2011/9/13 周振兴 <orczhou@stripped>:
> Hi all
> Thanks, Mark. Here are more details and my test data.
> 2011/9/14 MARK CALLAGHAN <mdcallag@stripped>
>>
>> I think you should describe this in more detail for others to be
>> interested. What you have done is very interesting, but also not
>> trivial for us to understand.
>
> In MySQL-5.5 the semi-sync code is something like this:
> original semi-sync
> binlog_prepare (do nothing)
> innodb_prepare
> ...
> binlog_commit
> innobase_commit
> WAITING FOR THE SLAVE
> Now rpl_semi_sync_master_wait_before_commit=1
> binlog_prepare (do nothing)
> innodb_prepare
> ...
> binlog_commit
> WAITING FOR THE SLAVE
> innobase_commit
Without looking at 5.5 code "WAITING FOR THE SLAVE" is done while that
connection holds prepare_commit_mutex so all commits are blocked until
the wait ends. From looking at your performance number I assume you
have tested this on a system with a real (5 milliseconds or greater)
fsync latency. Assuming that the binlog fsync takes 10ms and the
average wait time for a slave to ack is 1ms, then your change won't do
much to limit throughput. But on a system with HW RAID or SSD/flash
then fsync latency is much lower and your change will reduce
performance by much more. The overhead from this will be also much
larger on versions of MySQL that use group commit for InnoDB+binlog
(which is in MariaDB, Percona and the Facebook patch).

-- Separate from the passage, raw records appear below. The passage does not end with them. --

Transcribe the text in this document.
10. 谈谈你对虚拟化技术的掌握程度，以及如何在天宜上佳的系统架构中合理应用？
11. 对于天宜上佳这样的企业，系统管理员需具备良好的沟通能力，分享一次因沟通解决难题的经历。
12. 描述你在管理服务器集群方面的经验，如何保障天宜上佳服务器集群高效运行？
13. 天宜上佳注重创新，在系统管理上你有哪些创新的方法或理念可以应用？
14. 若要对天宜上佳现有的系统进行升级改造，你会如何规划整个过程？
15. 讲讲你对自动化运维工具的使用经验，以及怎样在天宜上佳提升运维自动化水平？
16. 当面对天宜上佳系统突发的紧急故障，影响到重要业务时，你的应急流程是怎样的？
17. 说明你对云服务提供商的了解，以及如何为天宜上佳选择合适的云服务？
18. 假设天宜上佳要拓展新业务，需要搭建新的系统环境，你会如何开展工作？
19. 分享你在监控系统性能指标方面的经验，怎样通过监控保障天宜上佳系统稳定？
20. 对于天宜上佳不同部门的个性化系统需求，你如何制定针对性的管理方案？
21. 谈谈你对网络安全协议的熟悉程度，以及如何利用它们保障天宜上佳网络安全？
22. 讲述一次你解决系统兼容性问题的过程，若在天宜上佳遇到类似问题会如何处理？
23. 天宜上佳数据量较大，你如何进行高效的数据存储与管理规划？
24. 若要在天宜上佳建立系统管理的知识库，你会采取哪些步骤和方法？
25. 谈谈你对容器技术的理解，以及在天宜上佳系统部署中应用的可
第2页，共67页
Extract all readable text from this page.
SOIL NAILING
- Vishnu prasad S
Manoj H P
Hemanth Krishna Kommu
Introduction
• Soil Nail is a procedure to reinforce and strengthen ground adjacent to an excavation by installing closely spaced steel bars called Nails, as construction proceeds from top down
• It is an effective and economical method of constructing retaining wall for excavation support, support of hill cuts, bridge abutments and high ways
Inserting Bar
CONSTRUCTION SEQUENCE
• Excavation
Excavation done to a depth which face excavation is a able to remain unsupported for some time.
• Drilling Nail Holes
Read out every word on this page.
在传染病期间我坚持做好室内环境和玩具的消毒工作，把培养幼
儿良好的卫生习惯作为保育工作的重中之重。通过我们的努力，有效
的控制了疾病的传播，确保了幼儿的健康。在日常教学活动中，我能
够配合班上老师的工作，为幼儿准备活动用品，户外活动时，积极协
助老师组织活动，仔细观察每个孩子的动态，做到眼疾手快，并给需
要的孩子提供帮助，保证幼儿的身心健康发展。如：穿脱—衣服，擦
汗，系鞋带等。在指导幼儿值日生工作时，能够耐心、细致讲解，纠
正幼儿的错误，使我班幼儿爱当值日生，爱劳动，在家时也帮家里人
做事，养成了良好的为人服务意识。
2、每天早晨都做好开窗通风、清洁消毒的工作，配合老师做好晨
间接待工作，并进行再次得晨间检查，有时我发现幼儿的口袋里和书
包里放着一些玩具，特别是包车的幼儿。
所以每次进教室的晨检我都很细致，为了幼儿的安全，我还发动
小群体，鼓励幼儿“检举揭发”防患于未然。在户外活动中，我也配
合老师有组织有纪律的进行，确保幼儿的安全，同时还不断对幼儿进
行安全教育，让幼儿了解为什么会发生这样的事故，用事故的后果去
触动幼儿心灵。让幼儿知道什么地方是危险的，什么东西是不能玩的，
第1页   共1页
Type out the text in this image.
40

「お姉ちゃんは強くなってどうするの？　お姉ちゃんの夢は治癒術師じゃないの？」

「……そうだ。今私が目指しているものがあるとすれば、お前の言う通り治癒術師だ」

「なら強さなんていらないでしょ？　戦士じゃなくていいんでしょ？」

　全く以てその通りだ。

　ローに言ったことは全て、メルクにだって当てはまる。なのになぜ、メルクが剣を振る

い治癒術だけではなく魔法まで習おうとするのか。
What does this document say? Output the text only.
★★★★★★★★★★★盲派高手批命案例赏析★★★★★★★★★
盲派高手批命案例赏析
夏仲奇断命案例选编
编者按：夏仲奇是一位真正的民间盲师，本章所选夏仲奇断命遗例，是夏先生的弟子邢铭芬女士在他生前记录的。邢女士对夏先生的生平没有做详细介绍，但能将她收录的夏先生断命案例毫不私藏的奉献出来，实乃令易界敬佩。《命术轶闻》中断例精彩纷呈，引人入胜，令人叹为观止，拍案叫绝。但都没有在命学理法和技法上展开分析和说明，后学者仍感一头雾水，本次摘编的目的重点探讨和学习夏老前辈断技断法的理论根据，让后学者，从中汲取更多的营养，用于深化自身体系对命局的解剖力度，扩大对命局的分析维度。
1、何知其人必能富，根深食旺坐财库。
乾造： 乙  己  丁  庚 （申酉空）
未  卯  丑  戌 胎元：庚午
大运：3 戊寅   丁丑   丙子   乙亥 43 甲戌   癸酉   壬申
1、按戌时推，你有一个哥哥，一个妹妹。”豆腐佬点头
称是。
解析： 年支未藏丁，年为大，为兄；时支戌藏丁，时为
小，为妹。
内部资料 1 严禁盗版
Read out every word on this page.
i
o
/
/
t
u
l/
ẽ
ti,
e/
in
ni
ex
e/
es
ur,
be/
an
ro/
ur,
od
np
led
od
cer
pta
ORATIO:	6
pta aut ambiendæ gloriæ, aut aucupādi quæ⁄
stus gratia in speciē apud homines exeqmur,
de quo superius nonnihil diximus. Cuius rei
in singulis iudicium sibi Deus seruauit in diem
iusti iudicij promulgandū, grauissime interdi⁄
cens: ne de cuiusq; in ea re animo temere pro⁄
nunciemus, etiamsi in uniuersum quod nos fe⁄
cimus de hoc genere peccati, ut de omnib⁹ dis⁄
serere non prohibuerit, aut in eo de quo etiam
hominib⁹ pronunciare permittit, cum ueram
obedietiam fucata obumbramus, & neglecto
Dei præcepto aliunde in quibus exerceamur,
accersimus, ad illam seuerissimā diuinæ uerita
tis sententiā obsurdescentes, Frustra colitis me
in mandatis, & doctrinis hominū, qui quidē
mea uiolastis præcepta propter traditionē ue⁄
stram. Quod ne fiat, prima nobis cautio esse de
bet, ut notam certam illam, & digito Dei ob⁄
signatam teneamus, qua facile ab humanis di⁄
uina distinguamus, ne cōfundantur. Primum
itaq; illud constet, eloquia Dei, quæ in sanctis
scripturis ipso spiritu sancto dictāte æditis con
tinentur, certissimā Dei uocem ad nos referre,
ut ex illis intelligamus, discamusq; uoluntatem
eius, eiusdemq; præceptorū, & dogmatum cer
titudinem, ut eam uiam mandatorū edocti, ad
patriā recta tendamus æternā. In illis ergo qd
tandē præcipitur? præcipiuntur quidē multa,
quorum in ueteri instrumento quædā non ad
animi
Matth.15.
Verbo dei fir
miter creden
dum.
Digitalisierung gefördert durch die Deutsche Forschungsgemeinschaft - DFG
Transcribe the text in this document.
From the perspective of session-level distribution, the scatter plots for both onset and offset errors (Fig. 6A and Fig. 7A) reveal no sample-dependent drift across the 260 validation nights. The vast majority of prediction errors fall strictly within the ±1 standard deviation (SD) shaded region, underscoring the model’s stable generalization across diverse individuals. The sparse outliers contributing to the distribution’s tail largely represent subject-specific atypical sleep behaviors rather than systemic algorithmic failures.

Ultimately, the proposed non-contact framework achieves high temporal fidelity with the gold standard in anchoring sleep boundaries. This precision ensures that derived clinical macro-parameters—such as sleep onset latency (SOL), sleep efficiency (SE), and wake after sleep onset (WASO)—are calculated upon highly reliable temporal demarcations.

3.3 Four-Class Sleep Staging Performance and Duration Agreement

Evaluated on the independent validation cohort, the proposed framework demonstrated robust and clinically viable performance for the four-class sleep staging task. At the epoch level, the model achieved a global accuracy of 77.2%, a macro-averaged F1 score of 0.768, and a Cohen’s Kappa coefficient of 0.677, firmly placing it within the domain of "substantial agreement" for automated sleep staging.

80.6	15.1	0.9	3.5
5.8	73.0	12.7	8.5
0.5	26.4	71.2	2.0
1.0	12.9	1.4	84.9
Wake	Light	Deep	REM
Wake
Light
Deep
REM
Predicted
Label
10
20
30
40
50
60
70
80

I am not trying to criticize your work. I think is great work and hope
you present this at one of the community conferences. But can you make
the overhead of this low for systems with a fast fsync? When fsync is
fast and the workload has few concurrent transactions there isn't much
that can be done to avoid the overhead. But for workloads with a lot
of concurrency and on a MySQL variant that supports group commit it
might be possible to minimize the overhead from this.
--
Mark Callaghan
mdcallag@stripped